SABINE HANSMANN is an architectural researcher who studied architecture in Stuttgart (Academy of Arts and Design) and Tokyo (University of the Arts). After working in architectural practices and as a freelance editor for the architectural magazine ARCH+ from 2013 – 2018 she was a member of LIA at the TU Berlin and the Cluster of Excellence »Image Knowledge Gestaltung« at the HU Berlin. Both provided the framework for, amongst others, the Raummaschine (Space Machine), a kinetic installation at the Martin-Gropius-Bau Berlin (2016), and her doctoral thesis Monospace and Multiverse. An Architectural Exploration of the Sainsbury Centre for Visual Arts with Actor-Network-Theory.

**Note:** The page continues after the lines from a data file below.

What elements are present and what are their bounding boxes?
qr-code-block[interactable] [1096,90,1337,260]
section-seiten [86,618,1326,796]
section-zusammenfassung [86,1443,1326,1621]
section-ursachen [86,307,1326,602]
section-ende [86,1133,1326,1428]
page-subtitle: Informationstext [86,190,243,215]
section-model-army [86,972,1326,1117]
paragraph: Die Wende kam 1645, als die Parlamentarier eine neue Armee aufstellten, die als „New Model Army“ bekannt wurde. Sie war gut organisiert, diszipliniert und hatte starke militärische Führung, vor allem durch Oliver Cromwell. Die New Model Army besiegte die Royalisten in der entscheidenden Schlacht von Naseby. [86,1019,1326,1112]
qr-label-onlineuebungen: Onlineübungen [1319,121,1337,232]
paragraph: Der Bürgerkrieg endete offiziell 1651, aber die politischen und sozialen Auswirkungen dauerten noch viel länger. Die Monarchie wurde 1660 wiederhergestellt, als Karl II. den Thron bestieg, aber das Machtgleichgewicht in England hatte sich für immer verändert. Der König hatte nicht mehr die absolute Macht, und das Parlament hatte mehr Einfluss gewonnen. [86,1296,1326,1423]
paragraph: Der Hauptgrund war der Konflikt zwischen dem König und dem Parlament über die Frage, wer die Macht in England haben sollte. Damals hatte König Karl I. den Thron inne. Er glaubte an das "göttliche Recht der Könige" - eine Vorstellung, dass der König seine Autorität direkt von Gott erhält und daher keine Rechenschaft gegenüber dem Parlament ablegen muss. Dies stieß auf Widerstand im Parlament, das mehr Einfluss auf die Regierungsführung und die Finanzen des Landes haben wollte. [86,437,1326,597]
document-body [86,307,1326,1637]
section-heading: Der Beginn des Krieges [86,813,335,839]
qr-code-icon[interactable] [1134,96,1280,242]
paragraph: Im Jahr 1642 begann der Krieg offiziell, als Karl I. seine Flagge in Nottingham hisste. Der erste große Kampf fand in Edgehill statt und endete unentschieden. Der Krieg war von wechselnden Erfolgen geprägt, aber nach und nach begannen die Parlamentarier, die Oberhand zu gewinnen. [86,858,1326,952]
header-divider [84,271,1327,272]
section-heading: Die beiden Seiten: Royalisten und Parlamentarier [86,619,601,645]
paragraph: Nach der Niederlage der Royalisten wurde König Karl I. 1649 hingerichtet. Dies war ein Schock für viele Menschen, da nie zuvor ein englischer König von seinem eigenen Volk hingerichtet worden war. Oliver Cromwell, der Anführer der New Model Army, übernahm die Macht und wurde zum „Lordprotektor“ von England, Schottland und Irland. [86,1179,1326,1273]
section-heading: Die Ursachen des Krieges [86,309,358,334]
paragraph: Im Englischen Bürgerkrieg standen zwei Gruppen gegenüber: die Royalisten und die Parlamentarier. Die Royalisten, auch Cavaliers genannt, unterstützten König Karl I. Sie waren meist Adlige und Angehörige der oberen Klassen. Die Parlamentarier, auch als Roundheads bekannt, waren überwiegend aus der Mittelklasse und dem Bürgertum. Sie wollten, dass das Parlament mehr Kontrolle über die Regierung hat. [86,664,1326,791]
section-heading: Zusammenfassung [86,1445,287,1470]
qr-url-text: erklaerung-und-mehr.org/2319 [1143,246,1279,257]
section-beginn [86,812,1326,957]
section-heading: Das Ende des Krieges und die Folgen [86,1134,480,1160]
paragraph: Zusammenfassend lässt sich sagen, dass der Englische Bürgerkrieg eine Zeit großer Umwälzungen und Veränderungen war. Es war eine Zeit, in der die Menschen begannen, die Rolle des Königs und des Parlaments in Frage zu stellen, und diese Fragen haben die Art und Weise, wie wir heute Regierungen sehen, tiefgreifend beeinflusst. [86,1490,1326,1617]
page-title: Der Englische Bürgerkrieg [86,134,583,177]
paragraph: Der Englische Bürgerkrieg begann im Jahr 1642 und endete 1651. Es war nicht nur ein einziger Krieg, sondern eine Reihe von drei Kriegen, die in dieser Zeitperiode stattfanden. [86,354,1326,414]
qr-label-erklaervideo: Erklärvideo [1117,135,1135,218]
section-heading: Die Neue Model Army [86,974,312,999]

JOACHIM KRAUSSE, historian of architecture and design, is a retired professor of design theory at Anhalt University of Applied Sciences in Dessau, associated researcher in the Cluster of Excellence Image Knowledge Gestaltung at the HU Berlin, and has been a permanent collaborator of the architectural magazine ARCH+ since 1991. He has directed film documentaries on the history of housing and dwellings, curated exhibitions, and published widely on the work of Buckminster Fuller, e.g. Your Private Sky, R. Buckminster Fuller, 2 vols. 1999, 2001, republished 2017. He now teaches in the MSc Program COOP Design Research at the Bauhaus Dessau.
FRIEDERIKE SCHÄFER is an art historian and research associate for photography at Karlsruhe University for Arts and Design, and teaches in the MSc Program COOP Design Research at the Bauhaus Dessau. She studied art history and North American studies at the FU Berlin, in Seattle (University of Washington), and New York (Bard Graduate Center). After graduating, she worked on contemporary art exhibitions, such as dOCUMENTA(13), and re.act.feminism2—a perform¬ing archive, and co-curated the project Das Schwarm-Prinzip. Performative und politische Schwärme in der Kunst (2012 at NGBK, Berlin, and 2013 at Kunstverein Harburger Bahnhof, Hamburg). From 2013–16 she was a member of the Cluster of Excellence »Image Knowledge Gestaltung« at the HU Berlin, which provided the framework for her doctoral thesis on artistic strategies of claiming space in the 1960s and 1970s in New York.